Bettie Butcher shows off her tattoos. Photo: Vestige Photography USA
Tattoo fans seeking ink-spiration should head to the Gold Coast on Friday, as the fourth annual Surf 'n' Ink festival gets under way.
The family-friendly festival aims to educate the bare-skinned about tattoo culture, while offering those already steeped in it a chance to see the work of artists from interstate and around the world.
"I think in the last 10 years the stigma has changed," says tattoo addict and vintage stylist Bettie Butcher, who got her first design – a black panther – when she was 18, and is now covered in bright flowers, as well as pin-up girls like Bettie Page and Vampira.

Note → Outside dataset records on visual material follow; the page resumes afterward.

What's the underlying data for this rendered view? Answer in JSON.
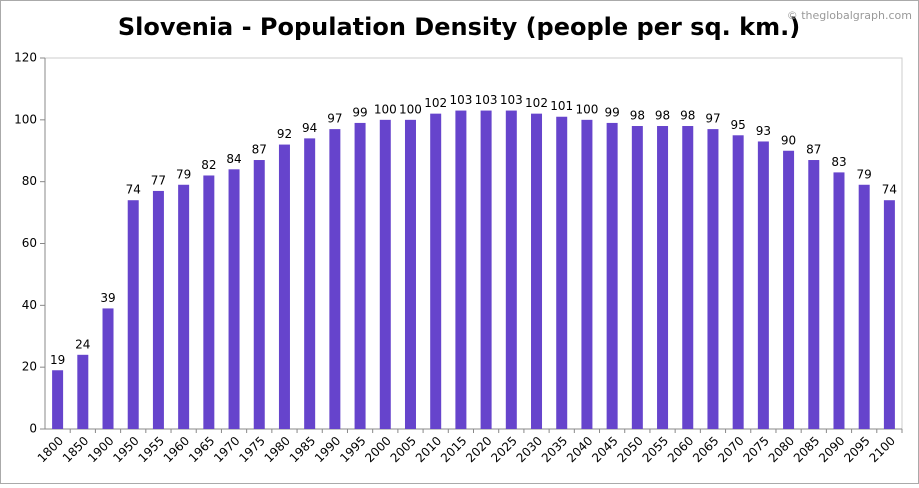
{
  "chart_data": {
    "type": "bar",
    "title": "Slovenia - Population Density (people per sq. km.)",
    "watermark": "© theglobalgraph.com",
    "categories": [
      "1800",
      "1850",
      "1900",
      "1950",
      "1955",
      "1960",
      "1965",
      "1970",
      "1975",
      "1980",
      "1985",
      "1990",
      "1995",
      "2000",
      "2005",
      "2010",
      "2015",
      "2020",
      "2025",
      "2030",
      "2035",
      "2040",
      "2045",
      "2050",
      "2055",
      "2060",
      "2065",
      "2070",
      "2075",
      "2080",
      "2085",
      "2090",
      "2095",
      "2100"
    ],
    "values": [
      19,
      24,
      39,
      74,
      77,
      79,
      82,
      84,
      87,
      92,
      94,
      97,
      99,
      100,
      100,
      102,
      103,
      103,
      103,
      102,
      101,
      100,
      99,
      98,
      98,
      98,
      97,
      95,
      93,
      90,
      87,
      83,
      79,
      74
    ],
    "color": "#6644cc",
    "ylim": [
      0,
      120
    ],
    "yticks": [
      0,
      20,
      40,
      60,
      80,
      100,
      120
    ],
    "grid": false
  }
}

Bettie Butcher shows off her tattoos. Photo: Shannon Brooke Imagery USA
"When I started getting them the stigma was still attached that girls shouldn't get tattoos ... I copped a lot of flak."
Ms Butcher, from Wooloowin, says these days there's more widespread acceptance of tattoos for both sexes, and that beauty is more than skin-deep.
"Just because you have tattoos doesn't mean you can't be a beautiful, confident, strong woman, and still be feminine," she says.
"Most people now, even if they don't want tattoos themselves, accept that it's a form of expression, they're not linked to crime, bikies, drugs and all that."
Over the three days at the Mercure Gold Coast Resort, tattoo artists will compete for prizes in categories such as best chest, best back, best feet, best sleeve and best portrait.
There will be a playground for children, a rockabilly band, plus belly-dancing, skateboarding, hula-hoop, capoeira, and other demonstrations.
Ms Butcher is organising the Miss Surf 'n' Ink pageant, which pits half a dozen girls against each other with judges scoring on quality of tattoo work, stage presence and style.
She's a former contestant and has won pin-up competitions around the country.
"I know what it's like when you're up there for your first time, you get so nervous!"
But she while contestants benefit from the exposure, it's even better for artists and potential clients.
"It's a great place to be able to meet artists, look at their portfolios, see them working, have a chat to them," says Ms Butcher.
"That's the best way to find the right tattooist for you."
BETTIE BUTCHER'S TIPS FOR TATTOO
- Start with a small design, in a place that you can cover when necessary – particularly if you're a young adult still starting out in your study/career.
- Each tattooist has their own artistic style, so be sure to research and identify your preferences. Bettie Butcher says a good tattooist will be able to work your design choices into one or multiple pieces. And make sure they're reputable, with adequate health and safety precautions such as sterilisation of needles. "Unfortunately there are still some backyard operations," she says.
- Avoid styles and locations that are ubiquitous. "I have a tramp stamp," Ms Butcher admits. "But I'll probably be getting it covered up."
- Get a tattoo for you, not for anybody else. "All my tattoos are personal memories or designs I want to keep forever," says Ms Butcher.